Studying journalism has been what I have wanted to do almost all my life, (since I was little, writing storybooks to read to my family) and it is something that I have worked hard to make my dream a reality through work experience, being the editor of my school magazine for two years and trying (and mostly failing) to keep this blog updated.
This year has been different though. The transition from the high school workload to academic expectations of universities was insane. The lack of support, in terms of emotional connections with my tutors and lecturers was hard to get used to. I come from a small town, where you know everyone and there is more of a safety net in terms of the support you will get.

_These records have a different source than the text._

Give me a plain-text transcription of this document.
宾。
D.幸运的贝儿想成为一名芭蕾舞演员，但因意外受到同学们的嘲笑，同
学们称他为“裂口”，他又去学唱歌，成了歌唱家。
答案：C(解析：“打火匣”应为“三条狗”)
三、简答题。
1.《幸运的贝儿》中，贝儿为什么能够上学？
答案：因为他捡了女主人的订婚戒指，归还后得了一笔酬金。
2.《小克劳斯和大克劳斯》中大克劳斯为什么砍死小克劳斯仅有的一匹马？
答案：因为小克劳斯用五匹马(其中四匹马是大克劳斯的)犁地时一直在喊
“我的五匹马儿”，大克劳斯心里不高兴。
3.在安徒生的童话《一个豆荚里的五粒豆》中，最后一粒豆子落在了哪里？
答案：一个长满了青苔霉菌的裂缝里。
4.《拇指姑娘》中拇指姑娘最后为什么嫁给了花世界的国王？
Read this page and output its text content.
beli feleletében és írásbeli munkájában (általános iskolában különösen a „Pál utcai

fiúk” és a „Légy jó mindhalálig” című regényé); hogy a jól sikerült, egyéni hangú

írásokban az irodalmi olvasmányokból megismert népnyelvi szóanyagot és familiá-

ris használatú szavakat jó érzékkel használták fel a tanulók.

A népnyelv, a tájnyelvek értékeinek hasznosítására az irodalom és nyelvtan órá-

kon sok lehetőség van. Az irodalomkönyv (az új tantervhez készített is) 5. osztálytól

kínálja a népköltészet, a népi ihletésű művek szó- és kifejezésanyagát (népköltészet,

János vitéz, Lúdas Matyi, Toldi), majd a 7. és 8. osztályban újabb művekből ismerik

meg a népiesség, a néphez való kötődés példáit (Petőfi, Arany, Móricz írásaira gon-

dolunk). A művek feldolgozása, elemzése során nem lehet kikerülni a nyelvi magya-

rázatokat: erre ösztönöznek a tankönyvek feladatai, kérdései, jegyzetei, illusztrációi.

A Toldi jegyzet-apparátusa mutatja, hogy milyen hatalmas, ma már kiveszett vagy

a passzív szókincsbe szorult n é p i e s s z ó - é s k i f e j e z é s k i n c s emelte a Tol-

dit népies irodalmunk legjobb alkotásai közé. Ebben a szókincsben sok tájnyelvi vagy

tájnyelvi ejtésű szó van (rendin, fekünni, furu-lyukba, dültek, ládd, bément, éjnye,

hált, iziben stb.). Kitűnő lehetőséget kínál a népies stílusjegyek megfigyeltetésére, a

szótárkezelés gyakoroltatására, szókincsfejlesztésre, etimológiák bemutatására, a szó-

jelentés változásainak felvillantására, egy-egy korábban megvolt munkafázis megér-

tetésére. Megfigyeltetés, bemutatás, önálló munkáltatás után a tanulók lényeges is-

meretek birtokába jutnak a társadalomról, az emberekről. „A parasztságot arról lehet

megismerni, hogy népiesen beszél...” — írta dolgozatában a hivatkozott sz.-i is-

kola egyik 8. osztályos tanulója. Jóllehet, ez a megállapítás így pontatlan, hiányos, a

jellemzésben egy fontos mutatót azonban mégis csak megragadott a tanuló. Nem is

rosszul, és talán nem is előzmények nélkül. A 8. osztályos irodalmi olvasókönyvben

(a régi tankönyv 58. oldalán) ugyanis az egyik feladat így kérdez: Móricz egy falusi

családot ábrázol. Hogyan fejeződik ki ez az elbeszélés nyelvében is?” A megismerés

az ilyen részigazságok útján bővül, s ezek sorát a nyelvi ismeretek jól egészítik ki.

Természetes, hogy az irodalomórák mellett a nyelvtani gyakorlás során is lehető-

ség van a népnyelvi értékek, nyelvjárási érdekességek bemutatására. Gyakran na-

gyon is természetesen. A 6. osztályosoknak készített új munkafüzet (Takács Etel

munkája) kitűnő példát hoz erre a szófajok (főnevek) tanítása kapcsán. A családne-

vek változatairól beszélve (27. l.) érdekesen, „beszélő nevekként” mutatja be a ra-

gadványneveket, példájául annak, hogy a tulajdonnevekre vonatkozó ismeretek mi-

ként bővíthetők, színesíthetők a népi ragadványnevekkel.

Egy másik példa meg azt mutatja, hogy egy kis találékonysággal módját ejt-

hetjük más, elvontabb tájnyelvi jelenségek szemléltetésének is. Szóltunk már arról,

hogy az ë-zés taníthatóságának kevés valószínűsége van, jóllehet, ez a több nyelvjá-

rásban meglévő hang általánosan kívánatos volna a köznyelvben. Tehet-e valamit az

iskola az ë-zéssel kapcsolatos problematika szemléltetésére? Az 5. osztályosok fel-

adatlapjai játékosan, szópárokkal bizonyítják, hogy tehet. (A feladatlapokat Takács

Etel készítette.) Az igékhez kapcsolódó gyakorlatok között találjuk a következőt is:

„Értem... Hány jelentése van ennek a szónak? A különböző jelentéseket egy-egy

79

I went from having teachers who cared about me and my wellbeing to being just another face amongst 500 others in my lecture theatres. That was particularly daunting for me as I graduated with only 100 other students. I couldn’t comprehend having so many other people to compete with, in terms of getting the better marks, being able to get spots in my preferred times for tutorials and being selected for internships. I made friends within my course and developed a support network, that included my wonderful roommate (who put up with my multiple breakdowns in the kitchen) and other core people in my life. These people were integral to me staying positive when things got tough and motivating me when all I wanted to do was eat nutella and watch Brooklyn Nine-Nine.
I did however become disillusioned with my dream even with all of those wonderful people supporting me. This year was tough, really tough in terms of adjusting, of becoming an adult and learning how to study, and other various other factors. I got it into my head that I couldn’t do this. I couldn’t do journalism because I thought I wasn’t motivated enough, that I wasn’t as switched on as my peers, that I wasn’t as proficient at writing as I thought I was. I wanted to switch out of my degree, into teaching maybe, into a general arts degree or something, anything that wasn’t journalism.
One of the other responses I have received when I tell people what I am studying is “you should do a dual with Business, you know, just in case.” For those who haven’t had the privilege of meeting my amazing mum, she is the Business Coordinator at my old high school and as much as I love her, I have made a point in not par-taking in anything that is even vaguely related to business. I even went so far to fail my grade 8 Business class, just to make this point. So when, it was suggested to me that I should do Business and major in Public Relations, my first response was no way am I doing a business degree.
After a lot of stressing out in kitchens, venting and writing many pros and cons lists I came to the realisation that maybe doing a Business degree would not be the worst thing to ever happen to me and would actually provide me with more employment opportunities. For me, majoring in Public Relations wouldn’t mean giving up on my dream of working within the media, it would just mean that instead of interpreting the releases, I could be potentially writing them. This decision however, means that I need to work harder. I do not have a head for numbers and the only thing I know about Accounting is something about debits and credits. So whilst I am home, I will be thrust into a crash course of various Business subjects, so yay holidays.
Next year will mean working harder, it will mean that I have to actually put my back into things now. I am nervous about this because I have been cruising through this year, especially in terms of studying and leaving assignments to the last minute. But, I think I will rise to the challenge and hopefully continue to attain good marks.
At the end of the day, I will always be caffeinated and I guess I have to say, I’m pretty motivated for whatever 2017 is going to throw my way.